Aqui se tem um problema cuja gênese é a Constituição de 1988, excessivamente pródiga na criação de gastos e origem de uma vinculação excessiva dos impostos que impôs uma camisa de força orçamentária. O fracasso recente na tentativa de reformar a Previdência Social mostrou claramente os limites políticos para mudar a estrutura das finanças públicas do país. Os políticos brasileiros não têm incentivo algum para apoiar reformas que signifiquem perda de privilégios para certos grupos da sociedade. Preferem, ao contrário, continuar distribuindo "meias entradas" a torto e direito, principalmente com o intuito de auferir dividendos eleitorais.

Por último, mas não menos importante, contribuiu para a crise o equívoco do crédito fortemente subsidiado para aquisição de caminhões através do BNDES durante a gestão do PT. Tal prodigalidade gerou um excesso de oferta de fretes no mercado, reduzindo as margens de lucro e disseminando insatisfação no setor. Essa insatisfação já tinha vindo à superfície durante a gestão Dilma e foi tratada à época com medidas paliativas de duvidosa qualidade, como perdão de multas e isenções em pedágios de rodovias federais. A alta recente dos combustíveis apenas agravou o problema.

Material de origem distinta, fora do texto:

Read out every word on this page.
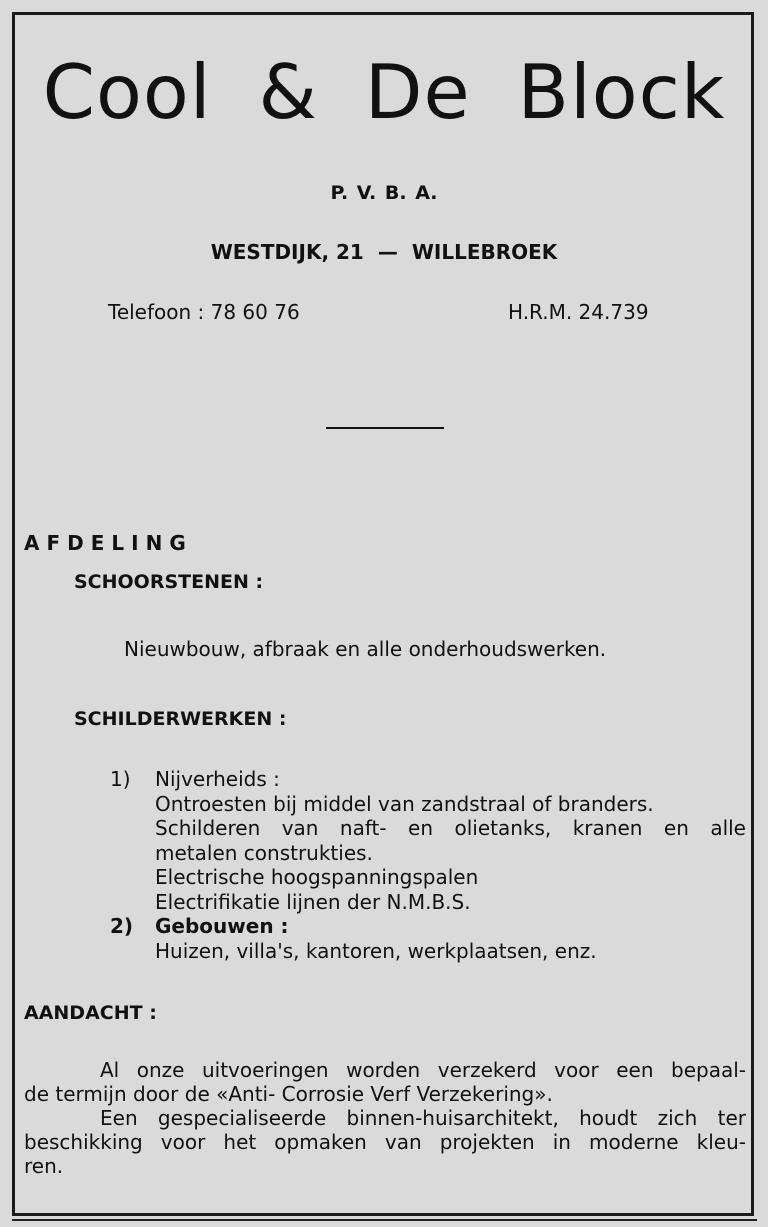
Cool & De Block
P. V. B. A.
WESTDIJK, 21 — WILLEBROEK
Telefoon : 78 60 76	H.R.M. 24.739
AFDELING
SCHOORSTENEN :
Nieuwbouw, afbraak en alle onderhoudswerken.
SCHILDERWERKEN :
1) Nijverheids :
Ontroesten bij middel van zandstraal of branders.
Schilderen van naft- en olietanks, kranen en alle
metalen construkties.
Electrische hoogspanningspalen
Electrifikatie lijnen der N.M.B.S.
2) Gebouwen :
Huizen, villa's, kantoren, werkplaatsen, enz.
AANDACHT :
Al onze uitvoeringen worden verzekerd voor een bepaal-
de termijn door de «Anti- Corrosie Verf Verzekering».
Een gespecialiseerde binnen-huisarchitekt, houdt zich ter
beschikking voor het opmaken van projekten in moderne kleu-
ren.
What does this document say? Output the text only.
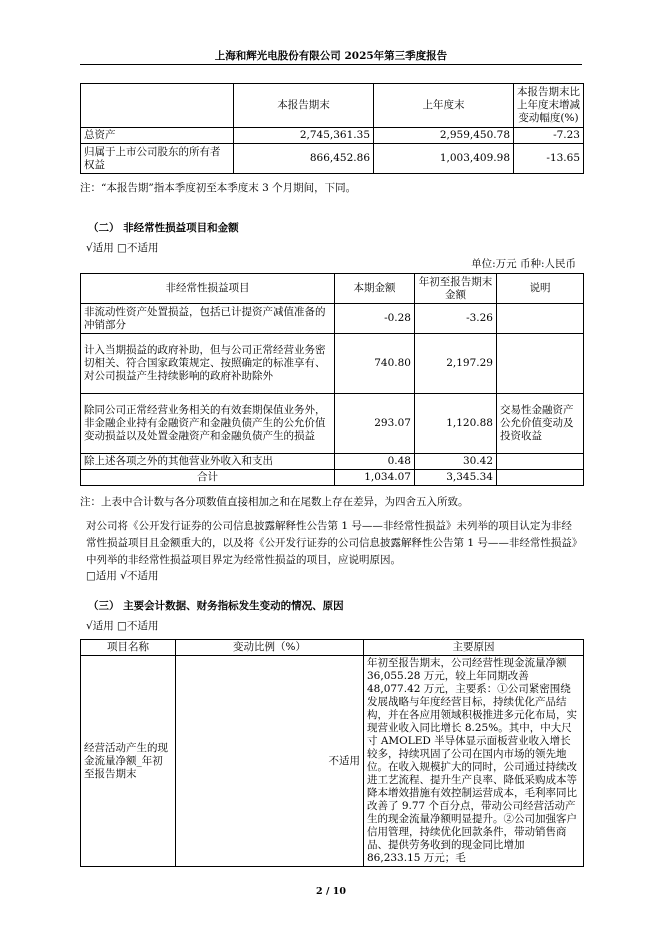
上海和辉光电股份有限公司 2025年第三季度报告
	本报告期末	上年度末	本报告期末比上年度末增减变动幅度(%)
总资产	2,745,361.35	2,959,450.78	-7.23
归属于上市公司股东的所有者权益	866,452.86	1,003,409.98	-13.65
注：“本报告期”指本季度初至本季度末 3 个月期间，下同。
（二） 非经常性损益项目和金额
√适用 □不适用
单位:万元 币种:人民币
非经常性损益项目	本期金额	年初至报告期末金额	说明
非流动性资产处置损益，包括已计提资产减值准备的冲销部分	-0.28	-3.26	
计入当期损益的政府补助，但与公司正常经营业务密切相关、符合国家政策规定、按照确定的标准享有、对公司损益产生持续影响的政府补助除外	740.80	2,197.29	
除同公司正常经营业务相关的有效套期保值业务外，非金融企业持有金融资产和金融负债产生的公允价值变动损益以及处置金融资产和金融负债产生的损益	293.07	1,120.88	交易性金融资产公允价值变动及投资收益
除上述各项之外的其他营业外收入和支出	0.48	30.42	
合计	1,034.07	3,345.34	
注：上表中合计数与各分项数值直接相加之和在尾数上存在差异，为四舍五入所致。
对公司将《公开发行证券的公司信息披露解释性公告第 1 号——非经常性损益》未列举的项目认定为非经常性损益项目且金额重大的，以及将《公开发行证券的公司信息披露解释性公告第 1 号——非经常性损益》中列举的非经常性损益项目界定为经常性损益的项目，应说明原因。
□适用 √不适用
（三） 主要会计数据、财务指标发生变动的情况、原因
√适用 □不适用
项目名称	变动比例（%）	主要原因
经营活动产生的现金流量净额_年初至报告期末	不适用	年初至报告期末，公司经营性现金流量净额 36,055.28 万元，较上年同期改善 48,077.42 万元，主要系：①公司紧密围绕发展战略与年度经营目标，持续优化产品结构，并在各应用领域积极推进多元化布局，实现营业收入同比增长 8.25%。其中，中大尺寸 AMOLED 半导体显示面板营业收入增长较多，持续巩固了公司在国内市场的领先地位。在收入规模扩大的同时，公司通过持续改进工艺流程、提升生产良率、降低采购成本等降本增效措施有效控制运营成本，毛利率同比改善了 9.77 个百分点，带动公司经营活动产生的现金流量净额明显提升。②公司加强客户信用管理，持续优化回款条件，带动销售商品、提供劳务收到的现金同比增加 86,233.15 万元；毛
2 / 10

O mais desalentador é que o enfrentamento da crise pelo governo Temer mostrou que o aprendizado tem sido nulo. Erros se repetem, o populismo se mantém, assim como o apelo a remendos que trazem distorções maiores ainda ao mercado. Pior de tudo, o governo parece ter sucumbido a uma chantagem que ninguém garante não possa se repetir serialmente. Abriu-se mão da ordem, sem nenhum progresso.